私、腹の中に生き物、飼っていませんでした。

先日、とある妊婦さんに体調どうかしら?、と電話したら本人いなくて、その実のお母さんと少しお話したら、すでにお子さんは流れちゃっていた。母子健康手帳もらいに来た時点で、「ちょっと切迫流産で、病院でお薬もらってるんです」っていたのだけれど、その数日後にやっぱり耐えられなかったらしい。子どもは亡くなってしまった。
心配だったから連絡した。私は決して、切ない記憶を掘り起こしたかったわけではないのだけれど。

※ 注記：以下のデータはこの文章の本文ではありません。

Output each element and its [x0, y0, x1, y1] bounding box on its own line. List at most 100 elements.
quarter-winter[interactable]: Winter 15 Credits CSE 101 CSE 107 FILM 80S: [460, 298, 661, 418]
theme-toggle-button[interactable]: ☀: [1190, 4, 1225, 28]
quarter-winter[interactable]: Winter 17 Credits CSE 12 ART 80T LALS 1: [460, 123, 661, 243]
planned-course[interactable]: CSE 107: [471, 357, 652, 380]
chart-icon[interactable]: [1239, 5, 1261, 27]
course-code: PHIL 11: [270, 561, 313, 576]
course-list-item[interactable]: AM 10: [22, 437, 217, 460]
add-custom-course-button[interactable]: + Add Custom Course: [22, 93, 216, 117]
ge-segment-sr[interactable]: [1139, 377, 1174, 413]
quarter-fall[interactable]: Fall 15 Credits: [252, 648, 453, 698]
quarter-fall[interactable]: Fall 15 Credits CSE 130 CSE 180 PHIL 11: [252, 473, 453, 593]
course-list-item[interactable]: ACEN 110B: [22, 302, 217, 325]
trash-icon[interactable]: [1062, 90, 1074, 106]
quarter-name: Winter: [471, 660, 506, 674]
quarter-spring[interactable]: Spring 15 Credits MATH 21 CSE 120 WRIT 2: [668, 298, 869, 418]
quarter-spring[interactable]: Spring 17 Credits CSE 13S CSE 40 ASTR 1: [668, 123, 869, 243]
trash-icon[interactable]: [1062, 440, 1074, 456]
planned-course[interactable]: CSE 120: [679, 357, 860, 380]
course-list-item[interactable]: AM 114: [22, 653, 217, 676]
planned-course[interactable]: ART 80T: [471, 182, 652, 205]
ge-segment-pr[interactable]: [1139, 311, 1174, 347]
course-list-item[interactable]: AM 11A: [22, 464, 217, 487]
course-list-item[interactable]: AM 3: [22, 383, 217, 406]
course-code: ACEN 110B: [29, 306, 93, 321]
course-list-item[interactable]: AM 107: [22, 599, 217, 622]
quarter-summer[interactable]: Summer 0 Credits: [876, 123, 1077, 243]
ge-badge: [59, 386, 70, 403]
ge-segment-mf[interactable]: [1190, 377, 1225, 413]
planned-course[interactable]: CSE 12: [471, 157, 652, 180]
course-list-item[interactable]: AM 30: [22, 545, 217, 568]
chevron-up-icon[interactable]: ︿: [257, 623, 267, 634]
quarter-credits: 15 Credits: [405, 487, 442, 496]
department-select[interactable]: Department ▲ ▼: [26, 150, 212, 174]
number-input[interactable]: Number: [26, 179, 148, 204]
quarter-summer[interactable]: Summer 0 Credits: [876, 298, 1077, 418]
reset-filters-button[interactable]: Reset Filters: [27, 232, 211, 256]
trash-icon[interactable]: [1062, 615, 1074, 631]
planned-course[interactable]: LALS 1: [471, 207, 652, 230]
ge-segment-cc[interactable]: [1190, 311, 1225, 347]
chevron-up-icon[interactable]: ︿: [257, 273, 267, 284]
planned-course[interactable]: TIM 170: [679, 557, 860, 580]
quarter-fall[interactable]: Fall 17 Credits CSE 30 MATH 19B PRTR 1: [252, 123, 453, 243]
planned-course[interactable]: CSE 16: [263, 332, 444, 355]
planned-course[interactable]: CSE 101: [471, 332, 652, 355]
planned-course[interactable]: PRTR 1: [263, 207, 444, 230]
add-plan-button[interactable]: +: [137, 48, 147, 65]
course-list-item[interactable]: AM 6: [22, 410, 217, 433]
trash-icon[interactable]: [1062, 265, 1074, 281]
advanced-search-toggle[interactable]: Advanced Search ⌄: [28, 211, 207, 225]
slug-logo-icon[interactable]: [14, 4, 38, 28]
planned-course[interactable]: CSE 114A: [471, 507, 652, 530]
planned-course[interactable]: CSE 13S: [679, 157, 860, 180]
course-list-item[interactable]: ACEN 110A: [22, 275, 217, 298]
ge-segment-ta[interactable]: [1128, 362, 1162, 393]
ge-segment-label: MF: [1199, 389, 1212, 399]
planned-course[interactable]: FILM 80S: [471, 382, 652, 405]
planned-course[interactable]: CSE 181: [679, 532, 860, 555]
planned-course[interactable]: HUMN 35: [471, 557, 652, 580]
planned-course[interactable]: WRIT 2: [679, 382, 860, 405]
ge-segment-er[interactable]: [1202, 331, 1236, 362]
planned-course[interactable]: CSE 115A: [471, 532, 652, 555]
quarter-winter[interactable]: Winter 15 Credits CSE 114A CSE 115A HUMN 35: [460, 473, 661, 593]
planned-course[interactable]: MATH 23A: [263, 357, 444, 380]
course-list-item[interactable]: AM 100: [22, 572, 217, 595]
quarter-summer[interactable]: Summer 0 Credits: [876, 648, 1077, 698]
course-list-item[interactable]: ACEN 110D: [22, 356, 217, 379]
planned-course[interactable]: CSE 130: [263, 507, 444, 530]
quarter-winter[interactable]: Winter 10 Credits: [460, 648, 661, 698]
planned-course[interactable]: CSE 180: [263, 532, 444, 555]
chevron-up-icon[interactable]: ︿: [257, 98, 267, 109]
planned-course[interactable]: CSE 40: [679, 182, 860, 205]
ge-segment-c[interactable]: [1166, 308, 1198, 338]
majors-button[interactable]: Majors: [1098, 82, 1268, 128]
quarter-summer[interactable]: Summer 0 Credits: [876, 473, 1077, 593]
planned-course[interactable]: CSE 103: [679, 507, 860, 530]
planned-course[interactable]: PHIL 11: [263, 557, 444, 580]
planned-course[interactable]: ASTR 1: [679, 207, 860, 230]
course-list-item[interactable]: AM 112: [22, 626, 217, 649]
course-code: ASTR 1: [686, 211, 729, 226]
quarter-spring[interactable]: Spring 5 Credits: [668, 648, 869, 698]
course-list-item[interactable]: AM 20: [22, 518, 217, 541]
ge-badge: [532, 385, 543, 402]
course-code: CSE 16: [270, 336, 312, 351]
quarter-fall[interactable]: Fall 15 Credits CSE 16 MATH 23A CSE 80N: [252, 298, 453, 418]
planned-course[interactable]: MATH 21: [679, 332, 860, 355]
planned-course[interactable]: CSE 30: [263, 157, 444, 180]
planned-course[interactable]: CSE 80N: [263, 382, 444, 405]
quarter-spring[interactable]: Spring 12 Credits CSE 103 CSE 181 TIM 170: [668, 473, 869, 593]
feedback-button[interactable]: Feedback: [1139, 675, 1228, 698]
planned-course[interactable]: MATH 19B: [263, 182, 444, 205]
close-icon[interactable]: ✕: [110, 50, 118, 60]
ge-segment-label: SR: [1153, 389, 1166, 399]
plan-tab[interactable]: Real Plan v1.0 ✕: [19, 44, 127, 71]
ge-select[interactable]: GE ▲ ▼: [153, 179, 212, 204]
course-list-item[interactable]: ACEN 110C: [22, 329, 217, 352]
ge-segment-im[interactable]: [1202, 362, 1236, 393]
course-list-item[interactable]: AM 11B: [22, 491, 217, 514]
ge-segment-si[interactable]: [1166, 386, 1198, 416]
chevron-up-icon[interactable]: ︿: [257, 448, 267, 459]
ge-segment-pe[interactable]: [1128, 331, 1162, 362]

切迫流産は胎児は生きていても流産しかかっている状態をいう。大体の人の妊娠発覚が6〜12週という感じなのだけれど、ちょうどそのころに流産することが多い。そんなに早くに流産するっていうのはたいてい、胎児に何らかの異常があったと見られるのだけれど、実際にそれで子どもを失った人にとってはそんなこと関係ない。
たとえ双胎で、片方は生を受けたとしても片方が死産であれば、もうそれだけで母親は自責の念を持ち、その念に深く強く囚われる。「自分が悪かったんだ。ごめんなさい」と。

でも別に、それは妊娠経過中だけの話ではなく、親の自覚ある人が幼子を亡くした場合、とても自分を責める傾向にある。でも、それは当たり前のプロセスなのだ。泣いて泣いて、自分を責めてもいい。だけど、その先に、ゆっくりであっても進めるかどうかが問題なのだ。同じ状態ですごしてはいけないのだ。
支えようとする周囲の人たちに応えようと前向きに進む人もいれば、悲しみに足をとられ、倒れ、そしてその傷を癒せずに悶々と生きている人たちもたくさんいる。
子を亡くしたことを忘れずに、生きて一緒に暮らしている人の数に亡くなった子を足して「うちは○人家族です」と言い切る人もいいる。もはや、前向きなのか後ろ向きなのか、さっぱり見当つかないような。

生きていくことすらつらいほどの罰を自分に与え続けることが贖罪になると思ったら、大間違いなのだと私は思う。